Comment by fulafel
1 year ago
Meat consumption per capita has almost doubled since 1960: https://ourworldindata.org/grapher/per-capita-meat-consumpti...
Meat consumption is associated with higher BMI: https://pubmed.ncbi.nlm.nih.gov/32443920/ (summarized in: https://www.news-medical.net/news/20200615/Vegetarians-have-...)
That's world, not USA. And the obesity inflection point was in the mid to late 70s. Pew has an excellent study on American diets from 1970 to 2010 here. [1] In short our consumption of meat, in terms of calories, is pretty much flat-lined, and at an abysmal 400. But grain products, fats/oils, and sweetener consumption has skyrocketed.
Something you have to keep in mind in modern times is also food processing. A 10 piece set of McDonalds chicken nuggets weighs around 163 grams, but contains only 23g of protein. By contrast 163 grams of chicken breast contains just about exactly 50 grams of protein. The more processed something is, the more it tends to drift from its nominal nutritional value, and it's safe to say that a much larger chunk of people's "meat" is also coming from these sort of heavily processed meat-like foods.
As for the studies, you have a common bias they suffer from.

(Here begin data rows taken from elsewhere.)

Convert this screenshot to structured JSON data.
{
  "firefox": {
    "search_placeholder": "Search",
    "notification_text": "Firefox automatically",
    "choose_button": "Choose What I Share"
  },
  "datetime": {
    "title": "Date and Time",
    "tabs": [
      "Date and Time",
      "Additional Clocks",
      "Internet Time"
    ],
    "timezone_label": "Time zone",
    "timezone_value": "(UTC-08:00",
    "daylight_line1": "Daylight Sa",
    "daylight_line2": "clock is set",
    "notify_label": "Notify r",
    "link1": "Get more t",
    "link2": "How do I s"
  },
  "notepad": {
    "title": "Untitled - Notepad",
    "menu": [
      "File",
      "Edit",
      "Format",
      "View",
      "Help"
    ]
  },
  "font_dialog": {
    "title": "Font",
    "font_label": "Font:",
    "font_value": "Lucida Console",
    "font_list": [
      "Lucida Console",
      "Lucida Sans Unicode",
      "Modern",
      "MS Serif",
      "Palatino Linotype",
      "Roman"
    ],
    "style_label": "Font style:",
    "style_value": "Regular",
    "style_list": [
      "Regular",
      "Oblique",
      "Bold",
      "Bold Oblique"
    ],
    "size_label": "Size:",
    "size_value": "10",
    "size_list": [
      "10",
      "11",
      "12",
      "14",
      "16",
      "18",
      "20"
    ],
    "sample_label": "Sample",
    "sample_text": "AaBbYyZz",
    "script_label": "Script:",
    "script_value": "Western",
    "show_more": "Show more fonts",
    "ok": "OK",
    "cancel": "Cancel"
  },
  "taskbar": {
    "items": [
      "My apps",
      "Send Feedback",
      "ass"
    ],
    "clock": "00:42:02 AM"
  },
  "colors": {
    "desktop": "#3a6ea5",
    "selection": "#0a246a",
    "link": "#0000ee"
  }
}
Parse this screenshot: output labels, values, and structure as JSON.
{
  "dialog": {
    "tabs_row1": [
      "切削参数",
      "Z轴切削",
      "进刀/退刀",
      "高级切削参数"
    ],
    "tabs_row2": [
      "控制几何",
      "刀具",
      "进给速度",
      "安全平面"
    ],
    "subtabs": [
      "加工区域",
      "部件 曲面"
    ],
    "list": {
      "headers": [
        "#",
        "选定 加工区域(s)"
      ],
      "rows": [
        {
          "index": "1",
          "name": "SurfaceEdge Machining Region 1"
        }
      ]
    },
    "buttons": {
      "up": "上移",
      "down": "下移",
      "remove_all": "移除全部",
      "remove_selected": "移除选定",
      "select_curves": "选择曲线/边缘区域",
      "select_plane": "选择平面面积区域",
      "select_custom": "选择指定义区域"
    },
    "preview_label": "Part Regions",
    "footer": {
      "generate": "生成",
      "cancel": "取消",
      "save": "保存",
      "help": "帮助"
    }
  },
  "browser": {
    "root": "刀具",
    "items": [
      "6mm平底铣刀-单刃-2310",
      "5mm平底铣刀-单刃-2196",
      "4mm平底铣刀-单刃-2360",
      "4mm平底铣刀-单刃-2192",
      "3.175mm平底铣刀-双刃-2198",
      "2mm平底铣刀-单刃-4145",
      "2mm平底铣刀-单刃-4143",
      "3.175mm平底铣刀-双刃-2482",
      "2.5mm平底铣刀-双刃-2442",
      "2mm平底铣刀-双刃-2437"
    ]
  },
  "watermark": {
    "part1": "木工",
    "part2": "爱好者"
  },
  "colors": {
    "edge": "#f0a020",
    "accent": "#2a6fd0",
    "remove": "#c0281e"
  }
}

You're comparing some group of people opting into some diet or another, versus the population at large. An apples to apples comparison would be something closer like comparing those on a long-term vegetarian diet to those on a long-term carnivore or keto diet. The idea is to just make sure you control for the "I care about my diet and have sustained dietary self control" variable. Unfortunately actually controlling studies means you'd get far fewer exciting headlines and bullet points for our CVs.